Cette ville du nord du pays est passée sous le joug des jihadistes en 2012 « dans le contexte d’une attaque généralisée et systématique commis par [d]es groupes armés contre la population civile de Tombouctou et de sa région », selon la Cour.

Esclavage sexuel

Al Hassan, 43 ans, est un touareg membre de la tribu des Kel Ansar. Il aurait appartenu au groupe jihadiste Ansar Eddine, qui a fait régner la charia à Tombouctou entre avril 2012 et janvier 2013 aux côtés d’Al-Qaïda au Maghreb islamique (AQMI).

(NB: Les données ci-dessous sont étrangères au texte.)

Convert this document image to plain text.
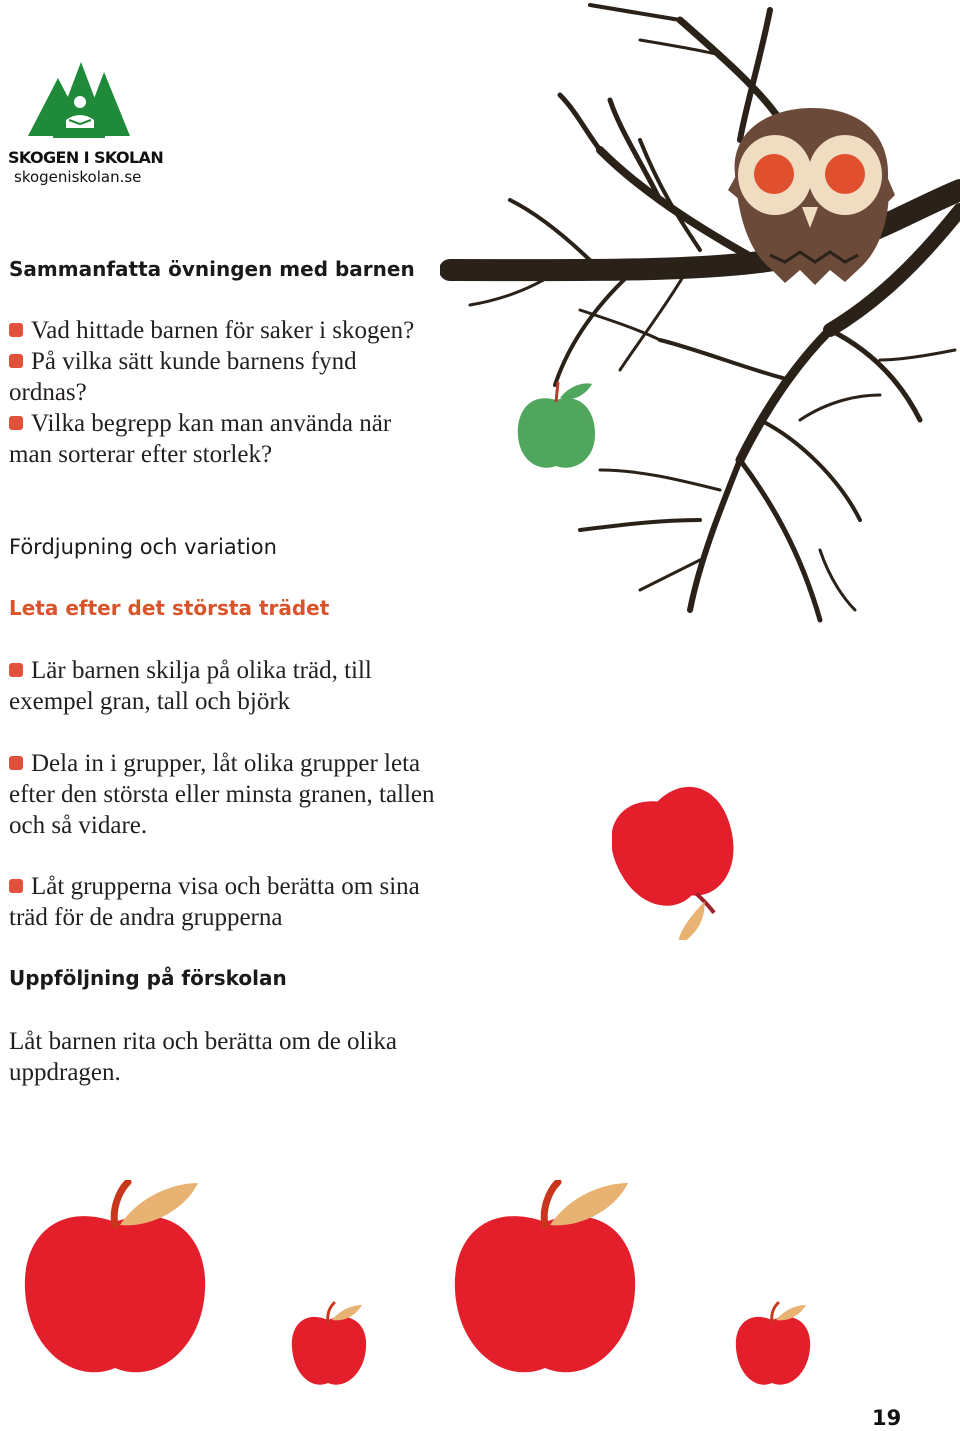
SKOGEN I SKOLAN
skogeniskolan.se
Sammanfatta övningen med barnen
Vad hittade barnen för saker i skogen?
På vilka sätt kunde barnens fynd ordnas?
Vilka begrepp kan man använda när man sorterar efter storlek?
Fördjupning och variation
Leta efter det största trädet
Lär barnen skilja på olika träd, till exempel gran, tall och björk
Dela in i grupper, låt olika grupper leta efter den största eller minsta granen, tallen och så vidare.
Låt grupperna visa och berätta om sina träd för de andra grupperna
Uppföljning på förskolan
Låt barnen rita och berätta om de olika uppdragen.
19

En œuvrant au sein du tribunal islamique, il aurait participé à l’exécution de décisions menant à la destruction des mausolées et à la politique de mariages forcés conclus entre des combattants et des femmes de Tombouctou, bien souvent synonymes de viols et d’esclavage sexuel. Des accusations de torture et d’actes cruels pèsent également sur le Malien.

Après son arrestation par les troupes françaises de la force Barkhane, il fut remis à la CPI en mars 2018 par les autorités maliennes en exécution d’un mandat d’arrêt délivré par la Cour. C’est la première fois qu’un individu est ainsi poursuivi devant cette juridiction internationale pour des crimes contre des personnes physiques commis durant la guerre au Mali.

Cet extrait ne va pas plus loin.